The Waltons creator once thought he'd never want to start a family
It’s hard to imagine this sentiment comes from Earl Hamner, Jr.: "Life was too full to be burdened with children, responsibility, and routine."
On The Waltons, family sticking together was sort of the whole premise of the show.
So in the second season when "The Separation" episode came along and threatened to break up the Waltons grandparents, this was true cause for alarm on the mountain.
This divisive episode didn’t come from the mind of The Waltons creator Earl Hamner, Jr., but was actually a story written by The Waltons grandma actor Ellen Corby.
Corby’s introduction to Hollywood came as a script girl, and she met her husband Francis Corby while he was working as a cameraman on Laurel and Hardy sketches. They married in 1934, but divorced a decade later, and after that Ellen never remarried, focusing on her acting and writing, separating herself from ideas of starting a tightknit family like The Waltons.
Considering her history where she endured the dissolution of her marriage, an episode like "The Separation" coming from Ellen Corby made more sense than a story like that coming from Hamner, who has extensively written about his close-knit family in memoirs where he dotes upon his wife on every page she’s introduced like an eternally lovesick puppy.
But you might be surprised to know that in Hamner’s memoir The Avocado Drive Zoo, he actually revealed that before he met his wife, he had imagined a solitary life for himself, much like Ellen Corby ended up choosing.
"I resolved to never get married," Hamner wrote. "Life was too full to be burdened with children, responsibility, and routine. I would write more books.
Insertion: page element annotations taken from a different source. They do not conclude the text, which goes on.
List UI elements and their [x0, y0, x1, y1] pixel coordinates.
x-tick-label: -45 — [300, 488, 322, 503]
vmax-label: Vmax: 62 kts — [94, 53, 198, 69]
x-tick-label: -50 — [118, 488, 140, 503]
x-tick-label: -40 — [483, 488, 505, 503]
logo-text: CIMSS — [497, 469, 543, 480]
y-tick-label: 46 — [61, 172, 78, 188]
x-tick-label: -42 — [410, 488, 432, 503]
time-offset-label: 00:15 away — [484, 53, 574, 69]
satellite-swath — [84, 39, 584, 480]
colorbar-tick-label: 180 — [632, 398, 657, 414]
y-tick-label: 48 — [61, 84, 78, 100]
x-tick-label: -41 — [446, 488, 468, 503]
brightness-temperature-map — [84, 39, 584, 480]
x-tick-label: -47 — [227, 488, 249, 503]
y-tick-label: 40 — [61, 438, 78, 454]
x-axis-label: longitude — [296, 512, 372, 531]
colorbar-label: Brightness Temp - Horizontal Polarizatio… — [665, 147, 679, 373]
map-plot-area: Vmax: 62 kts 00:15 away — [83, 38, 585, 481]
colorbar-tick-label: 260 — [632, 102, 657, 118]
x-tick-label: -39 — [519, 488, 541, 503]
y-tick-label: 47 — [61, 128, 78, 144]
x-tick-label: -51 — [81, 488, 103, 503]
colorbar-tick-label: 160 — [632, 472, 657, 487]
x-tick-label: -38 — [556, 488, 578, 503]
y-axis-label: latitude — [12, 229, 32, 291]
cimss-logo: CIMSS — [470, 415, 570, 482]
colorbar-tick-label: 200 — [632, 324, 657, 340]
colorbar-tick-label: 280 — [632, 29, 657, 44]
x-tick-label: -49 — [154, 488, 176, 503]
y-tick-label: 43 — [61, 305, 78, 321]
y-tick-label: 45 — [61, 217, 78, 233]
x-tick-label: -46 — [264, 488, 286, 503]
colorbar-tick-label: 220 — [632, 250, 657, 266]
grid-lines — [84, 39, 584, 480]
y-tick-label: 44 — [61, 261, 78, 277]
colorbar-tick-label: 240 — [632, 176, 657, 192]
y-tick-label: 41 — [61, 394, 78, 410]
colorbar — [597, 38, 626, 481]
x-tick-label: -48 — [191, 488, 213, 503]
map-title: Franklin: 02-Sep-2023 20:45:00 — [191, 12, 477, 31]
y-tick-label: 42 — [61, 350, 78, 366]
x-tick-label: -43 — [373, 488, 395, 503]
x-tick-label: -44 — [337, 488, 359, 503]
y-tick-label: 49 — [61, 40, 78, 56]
I would travel."
Hamner made this resolution as a young man disenchanted by married life after all his friends began settling down and withdrawing from his social circle.
He wrote in his memoir "Beautiful young things who use to dance until the Rainbow Room closed and then take the ferry to Staten Island to watch the sun come up … overnight became saintly and maternal, seemingly interested only in the merits of formula over breast feeding."
It’s hard to believe Hamner, whose reputation globally is as a huge family man, thought for even a second that he would never start a family, but it’s the truth.
Before The Waltons, Hamner saw himself as a man meant to be alone in the world.
And he most definitely didn’t see himself living on any mountain.
"I imagined myself … [in] a cozy little apartment where I would write my novels to the music of an accordion playing a song about the joys of being young," Hamner wrote.
At this moment discarding any notions of starting a family for himself, Hamner had just released his first novel and was working at NBC in an office job.
He was the kind of social butterfly who left the office to join his friends for a happy hour, and he was on his way to just such an appointment when he spotted one of his office friends from NBC.
Stopping to say hello to her changed the course of Hamner’s entire life, as he tells it.
"I’d like you to meet my roommate, Jane Martin," his NBC friend said.
“The earth moved,” Hamner wrote in his memoir describing the first time he saw his future wife.
"She was blonde," he wrote, noting every detail from their first encounter. "She wore her hair in a bun. Her eyes were blue and when she smiled the whole room was illuminated."
Earl and Jane married in 1954 and stayed glued to the hip. This didn’t interfere with the success Hamner found as a writer the way he had foolishly predicted. Seven years after marrying Jane, he produced his greatest novel Spencer’s Mountain, which then became The Waltons.